AURORA, Colo. (CBS4)– The victim of a lotto scam wasn’t replying to emails on her computer or even answering the phone– she claims she was targeted in person.
The victim, identified only as “Jane” was buying groceries at a Sprouts Market in Aurora when she was approached by a woman speaking broken English who said she needed help. Before the end of the day Jane had been scammed out of $11,000.
The female suspect was with a man who the victim would later learn was an accomplice. The woman said she needed help to collect winnings from her lottery ticket.
“That’s why I trusted them. They both looked so honest, very honest, they just needed help,” said Jane.
Jane said the man pretended to call someone from the lottery to verify the numbers. He came back with instructions.
“Yes those were the numbers, this is what you have to do because you’re an illegal. You can’t get your green card today but you need somebody to vouch for you,” said Jane.

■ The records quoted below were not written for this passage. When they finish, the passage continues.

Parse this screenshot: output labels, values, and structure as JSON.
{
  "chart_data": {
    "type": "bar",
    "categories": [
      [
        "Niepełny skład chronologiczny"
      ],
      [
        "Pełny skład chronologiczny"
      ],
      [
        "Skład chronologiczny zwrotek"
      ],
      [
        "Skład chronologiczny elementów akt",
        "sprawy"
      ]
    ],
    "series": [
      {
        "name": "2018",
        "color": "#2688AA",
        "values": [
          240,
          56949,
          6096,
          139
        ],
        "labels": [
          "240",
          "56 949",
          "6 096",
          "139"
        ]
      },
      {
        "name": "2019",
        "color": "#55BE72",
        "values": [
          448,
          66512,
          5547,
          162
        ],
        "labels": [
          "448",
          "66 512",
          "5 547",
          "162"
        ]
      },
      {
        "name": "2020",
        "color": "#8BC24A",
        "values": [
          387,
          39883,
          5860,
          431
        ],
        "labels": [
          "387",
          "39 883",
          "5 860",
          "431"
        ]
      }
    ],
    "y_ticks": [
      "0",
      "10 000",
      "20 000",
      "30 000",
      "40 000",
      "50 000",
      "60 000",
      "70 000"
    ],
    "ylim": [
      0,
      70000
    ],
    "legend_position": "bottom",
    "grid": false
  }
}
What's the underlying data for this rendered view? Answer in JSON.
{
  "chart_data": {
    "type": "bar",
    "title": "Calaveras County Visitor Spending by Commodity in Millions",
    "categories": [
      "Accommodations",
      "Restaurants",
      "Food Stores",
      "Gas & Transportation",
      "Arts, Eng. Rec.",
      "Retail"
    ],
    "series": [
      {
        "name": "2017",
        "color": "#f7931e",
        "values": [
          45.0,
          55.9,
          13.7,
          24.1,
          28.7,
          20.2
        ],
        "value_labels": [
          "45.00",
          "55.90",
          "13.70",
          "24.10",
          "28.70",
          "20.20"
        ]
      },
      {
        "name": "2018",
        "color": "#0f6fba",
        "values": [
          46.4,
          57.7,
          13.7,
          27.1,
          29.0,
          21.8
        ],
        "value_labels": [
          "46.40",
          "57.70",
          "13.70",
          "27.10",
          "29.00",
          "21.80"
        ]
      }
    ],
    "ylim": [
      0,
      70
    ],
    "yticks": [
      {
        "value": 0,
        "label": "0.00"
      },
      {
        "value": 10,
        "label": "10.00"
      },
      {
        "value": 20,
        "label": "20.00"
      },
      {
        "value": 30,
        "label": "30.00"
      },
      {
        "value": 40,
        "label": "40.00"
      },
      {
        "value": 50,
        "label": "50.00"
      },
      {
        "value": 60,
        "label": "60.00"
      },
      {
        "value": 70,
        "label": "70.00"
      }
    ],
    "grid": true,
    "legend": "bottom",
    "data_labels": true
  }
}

Jane said the man agreed to help the woman so then Jane decided to help as well. She thought the woman needed money for a transaction fee.
Jane went to several banks, including Bellco Credit Union, and gathered together $11,000.
The man claimed they would need paperwork from an Office Depot. While he went inside the woman asked Jane for a favor, a bottle of water from Sprouts to quench her thirst. Jane left her money in the car with the woman.
“I came back out with the water for the three of us and she was gone and he was gone,” said Jane.
That’s when she realized she had been scammed despite the woman’s genuine demeanor.
“She would reach up and hold my hand, thanking me, she said, ‘I need to get back to Argentina where my parents live,'” said Jane.
Jane said she hopes her story will help others avoid being scammed in the future.
“Be aware, be aware. Anytime anyone asks you for anything, just question it, be aware,” said Jane.
Police in Aurora said they had a very similar case last month where a woman lost $3,500. They believe another case in Fort Collins might also be connected. That case involved the loss of more than $22,000.